Ozbay notes that this initial project for COVID-19 has opened up possibilities for this kind of AI algorithm analysis of video feed data to be applied to a wide range of projects to provide critical understanding in a more efficient way.

Diagram of object detection using cameras

Potential applications of AI-powered object detection using city cameras.

C2SMART Center/New York University

Ozbay believes that much of the process NYU has developed can be handled internally by IT experts within their organization. For example, they should be able to handle the data acquisition and saving of it. But Ozbay believes that on the AI issues they will likely need to lean on experts within the academic or commercial realm to help them with this, since AI is always in a state of development, on a nearly monthly basis.

“This solution will never become like Microsoft Word,” said Ozbay. “It will always require some improvements and some changes and tweaking for the foreseeable future.”

Gao, who used to work for the DOT before taking on her current role, added that there’s always a steady stream of commercial entities offering the DOT their product suites. “These commercial solutions frequently recommend buying and installing new cameras,” she said. “What we have demonstrated here is that we can provide a solution based on current infrastructure.”

Based on his experience working with other cities and states throughout his career, Ozbay mentioned that most cities throughout the United States employ similar kinds of traffic camera systems used in New York City.

“This method allows for cities throughout the country to provide a dual or triple usage of their existing infrastructure,” said Ozbay. “There are a lot of opportunities to do this at a large scale for extended periods with little to no infrastructure cost.”

Example of other smart city use cases using this research framework: (a) detecting parking occupancy; (b) monitoring bus lane usage; (c) identifying illegal parking/double parking, (d) tracking and counting vehicles; and (e) using pedestrian density info at bus stops to assess transit demand.

Ozbay hopes the success of the technology will lead to other DOTs across the country learning of the technology and taking an interest in adopting it themselves. “If you can make it in New York, you can make it anywhere,” he quipped. “We’ll be happy to share with them our code and anything that may be of value to them from our experience.”

While the final product of this research may change the way traffic information has collected and used, it has also served as an important training tool for NYU students—not just postdoctoral researchers, but two undergraduate students at NYU’s Tandon School of Engineering as well.

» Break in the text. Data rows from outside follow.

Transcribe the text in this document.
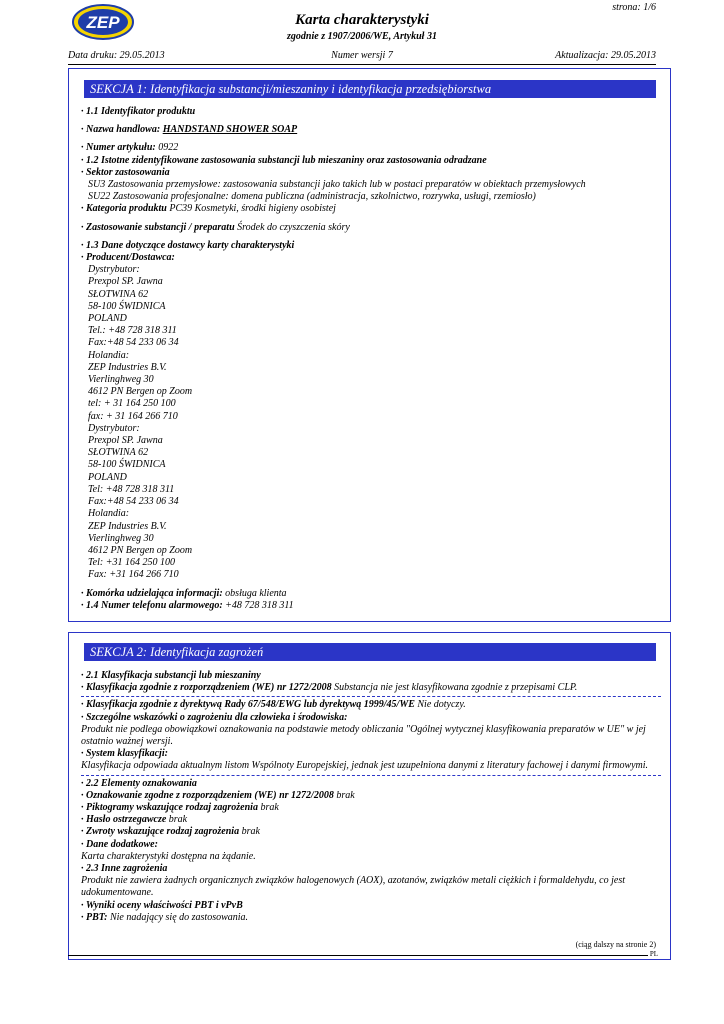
ZEP
strona: 1/6
Karta charakterystyki
zgodnie z 1907/2006/WE, Artykuł 31
Data druku: 29.05.2013	Numer wersji 7	Aktualizacja: 29.05.2013
SEKCJA 1: Identyfikacja substancji/mieszaniny i identyfikacja przedsiębiorstwa

· 1.1 Identyfikator produktu

· Nazwa handlowa: HANDSTAND SHOWER SOAP

· Numer artykułu: 0922

· 1.2 Istotne zidentyfikowane zastosowania substancji lub mieszaniny oraz zastosowania odradzane

· Sektor zastosowania

SU3 Zastosowania przemysłowe: zastosowania substancji jako takich lub w postaci preparatów w obiektach przemysłowych

SU22 Zastosowania profesjonalne: domena publiczna (administracja, szkolnictwo, rozrywka, usługi, rzemiosło)

· Kategoria produktu PC39 Kosmetyki, środki higieny osobistej

· Zastosowanie substancji / preparatu Środek do czyszczenia skóry

· 1.3 Dane dotyczące dostawcy karty charakterystyki

· Producent/Dostawca:

Dystrybutor:

Prexpol SP. Jawna

SŁOTWINA 62

58-100 ŚWIDNICA

POLAND

Tel.: +48 728 318 311

Fax:+48 54 233 06 34

Holandia:

ZEP Industries B.V.

Vierlinghweg 30

4612 PN Bergen op Zoom

tel: + 31 164 250 100

fax: + 31 164 266 710

Dystrybutor:

Prexpol SP. Jawna

SŁOTWINA 62

58-100 ŚWIDNICA

POLAND

Tel: +48 728 318 311

Fax:+48 54 233 06 34

Holandia:

ZEP Industries B.V.

Vierlinghweg 30

4612 PN Bergen op Zoom

Tel: +31 164 250 100

Fax: +31 164 266 710

· Komórka udzielająca informacji: obsługa klienta

· 1.4 Numer telefonu alarmowego: +48 728 318 311

SEKCJA 2: Identyfikacja zagrożeń

· 2.1 Klasyfikacja substancji lub mieszaniny

· Klasyfikacja zgodnie z rozporządzeniem (WE) nr 1272/2008 Substancja nie jest klasyfikowana zgodnie z przepisami CLP.

· Klasyfikacja zgodnie z dyrektywą Rady 67/548/EWG lub dyrektywą 1999/45/WE Nie dotyczy.

· Szczególne wskazówki o zagrożeniu dla człowieka i środowiska:

Produkt nie podlega obowiązkowi oznakowania na podstawie metody obliczania "Ogólnej wytycznej klasyfikowania preparatów w UE" w jej ostatnio ważnej wersji.

· System klasyfikacji:

Klasyfikacja odpowiada aktualnym listom Wspólnoty Europejskiej, jednak jest uzupełniona danymi z literatury fachowej i danymi firmowymi.

· 2.2 Elementy oznakowania

· Oznakowanie zgodne z rozporządzeniem (WE) nr 1272/2008 brak

· Piktogramy wskazujące rodzaj zagrożenia brak

· Hasło ostrzegawcze brak

· Zwroty wskazujące rodzaj zagrożenia brak

· Dane dodatkowe:

Karta charakterystyki dostępna na żądanie.

· 2.3 Inne zagrożenia

Produkt nie zawiera żadnych organicznych związków halogenowych (AOX), azotanów, związków metali ciężkich i formaldehydu, co jest udokumentowane.

· Wyniki oceny właściwości PBT i vPvB

· PBT: Nie nadający się do zastosowania.

(ciąg dalszy na stronie 2)
PL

“Our aim as an engineering school is not just to write papers, but to develop products that can be commercialized, and also to train the next generation of engineers on real projects where they can see how engineering contributes to and can help improve society,” said Ozbay.

Gao and Ozbay added that the two undergraduate students who worked on this project for two years are going on to graduate school to study along the lines of this project. “These students come to us without much knowledge, they become exposed to different research, and we let them pick what they are interested in. We train them very slowly,” said Ozbay. “If they remain interested, they eventually become part of our research team.”

In future research, Ozbay envisions their work moving from just object recognition to building trajectories from these video feeds. If they are successful in this goal, Ozbay believes it has huge implications for applications like real-time traffic safety, an emerging area of research C2SMART is a major player.

He added: “With trajectory building we can see the movement of vehicles in relation to each other as well as to pedestrians. This will not only help us identify risks in real-time but also establish and implement measures to mitigate those risks using advanced versions of methods we have already developed in the past.